The Problem:
Given a YOLO8 segmentation result, I need to create a binary mask representing all objects belonging to a specific class within the image. Additionally, I seek an efficient and elegant solution, potentially using a provided utility function or avoiding explicit looping mechanisms.
The Solutions:
Solution 1: Using torch operations
To create a mask from a YOLO8 segmentation result, you can use the following steps:
- Get the segmentation mask from the result.
- Convert the segmentation mask to a binary mask by thresholding it at 0.5.
- Resize the binary mask to the size of the original image.
- Multiply the binary mask with the original image to create the final mask.
Here is an example code that demonstrates these steps:
import cv2
import numpy as np
import torch
# Load the YOLO8 model and image
model = YOLOv8(weights='yolov8m-seg.pt')
image = cv2.imread('image.jpg')
# Get the segmentation result
result = model(image)
# Get the segmentation mask
mask = result.segmentation_mask()
# Convert the segmentation mask to a binary mask
binary_mask = np.where(mask > 0.5, 1, 0)
# Resize the binary mask
resized_mask = cv2.resize(binary_mask, (image.shape[1], image.shape[0]))
# Multiply the binary mask with the original image
final_mask = resized_mask * image
# Save the final mask
cv2.imwrite('mask.jpg', final_mask)
This code will create a mask that contains the segmented objects in the image. The mask will be saved as a JPEG file.
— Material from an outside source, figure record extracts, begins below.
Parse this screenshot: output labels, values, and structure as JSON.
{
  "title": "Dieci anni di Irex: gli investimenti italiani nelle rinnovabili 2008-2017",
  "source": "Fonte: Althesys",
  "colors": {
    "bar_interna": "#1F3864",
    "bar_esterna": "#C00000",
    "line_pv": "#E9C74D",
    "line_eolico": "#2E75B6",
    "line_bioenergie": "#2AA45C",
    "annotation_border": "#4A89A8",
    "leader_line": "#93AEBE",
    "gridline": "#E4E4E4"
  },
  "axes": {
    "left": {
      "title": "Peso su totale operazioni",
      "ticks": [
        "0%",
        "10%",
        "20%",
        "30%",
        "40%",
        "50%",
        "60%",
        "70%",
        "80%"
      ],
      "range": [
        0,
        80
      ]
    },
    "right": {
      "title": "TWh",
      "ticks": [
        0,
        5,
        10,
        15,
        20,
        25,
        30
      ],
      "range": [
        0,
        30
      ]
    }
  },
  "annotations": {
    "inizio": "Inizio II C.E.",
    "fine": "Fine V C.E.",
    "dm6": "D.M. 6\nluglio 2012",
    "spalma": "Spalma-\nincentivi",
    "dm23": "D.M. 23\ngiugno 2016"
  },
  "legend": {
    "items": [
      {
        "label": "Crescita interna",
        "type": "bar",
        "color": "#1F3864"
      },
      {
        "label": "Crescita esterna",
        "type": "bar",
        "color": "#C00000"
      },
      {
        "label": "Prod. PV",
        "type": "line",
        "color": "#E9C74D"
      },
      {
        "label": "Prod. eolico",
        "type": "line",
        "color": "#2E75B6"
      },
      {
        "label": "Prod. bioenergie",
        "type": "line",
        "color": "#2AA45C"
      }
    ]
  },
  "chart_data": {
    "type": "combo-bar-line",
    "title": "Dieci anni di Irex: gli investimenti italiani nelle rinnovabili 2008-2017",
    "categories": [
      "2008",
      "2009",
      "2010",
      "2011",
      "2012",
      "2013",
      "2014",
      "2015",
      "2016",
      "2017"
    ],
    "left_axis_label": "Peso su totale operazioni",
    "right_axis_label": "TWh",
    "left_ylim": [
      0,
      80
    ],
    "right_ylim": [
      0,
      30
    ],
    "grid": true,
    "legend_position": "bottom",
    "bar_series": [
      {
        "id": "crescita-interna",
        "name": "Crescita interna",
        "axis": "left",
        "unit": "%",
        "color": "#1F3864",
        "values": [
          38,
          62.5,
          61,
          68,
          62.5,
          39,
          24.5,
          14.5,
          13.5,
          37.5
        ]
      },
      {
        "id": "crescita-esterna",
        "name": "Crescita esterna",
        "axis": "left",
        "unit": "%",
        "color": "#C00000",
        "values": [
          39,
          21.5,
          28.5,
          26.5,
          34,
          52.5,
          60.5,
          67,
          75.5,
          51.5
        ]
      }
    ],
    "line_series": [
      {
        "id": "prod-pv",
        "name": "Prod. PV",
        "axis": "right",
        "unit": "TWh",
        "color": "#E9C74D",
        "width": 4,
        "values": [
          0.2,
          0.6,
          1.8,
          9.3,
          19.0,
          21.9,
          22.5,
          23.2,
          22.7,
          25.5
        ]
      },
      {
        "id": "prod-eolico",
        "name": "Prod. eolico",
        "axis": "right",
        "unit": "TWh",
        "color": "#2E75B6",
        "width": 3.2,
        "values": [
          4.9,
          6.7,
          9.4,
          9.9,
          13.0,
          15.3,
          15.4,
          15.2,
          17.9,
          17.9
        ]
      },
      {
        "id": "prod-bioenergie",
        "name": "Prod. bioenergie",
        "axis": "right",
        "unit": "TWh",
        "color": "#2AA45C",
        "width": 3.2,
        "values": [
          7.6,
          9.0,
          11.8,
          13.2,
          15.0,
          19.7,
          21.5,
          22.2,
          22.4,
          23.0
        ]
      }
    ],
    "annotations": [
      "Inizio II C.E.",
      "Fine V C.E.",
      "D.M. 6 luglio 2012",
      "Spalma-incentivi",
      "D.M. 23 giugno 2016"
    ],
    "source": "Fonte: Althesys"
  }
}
Solution 2: How to create a binary mask from a yolo8 segmentation result without loop
The given code can be improved by using the torch.any()
function to create a binary mask without a loop. Here’s the revised code:
from ultralytics import YOLO
import cv2
import torch
from pathlib import Path
# Load a pretrained YOLOv8n-seg Segment model
model = YOLO("weights/best.pt")
# Run inference on an image
results = model("images/img (1).jpg") # results list
# Extract the masks and classes
masks = results[0].masks.data
classes = results[0].boxes.data[:, 5]
# Create a binary mask for all objects with a specific class (e.g., class 0)
# Check if class 0 exists in the predictions
class_0_indices = torch.where(classes == 0)
if class_0_indices[0].shape[0] > 0:
class_0_masks = masks[class_0_indices]
class_0_mask = torch.any(class_0_masks, dim=0).int() * 255
cv2.imwrite("class_0_mask.jpg", class_0_mask.cpu().numpy())
This code will create a binary mask for all objects with class 0 without the need for a loop.
Q&A
How can I make a binary mask out of a yolo8 segmentation result?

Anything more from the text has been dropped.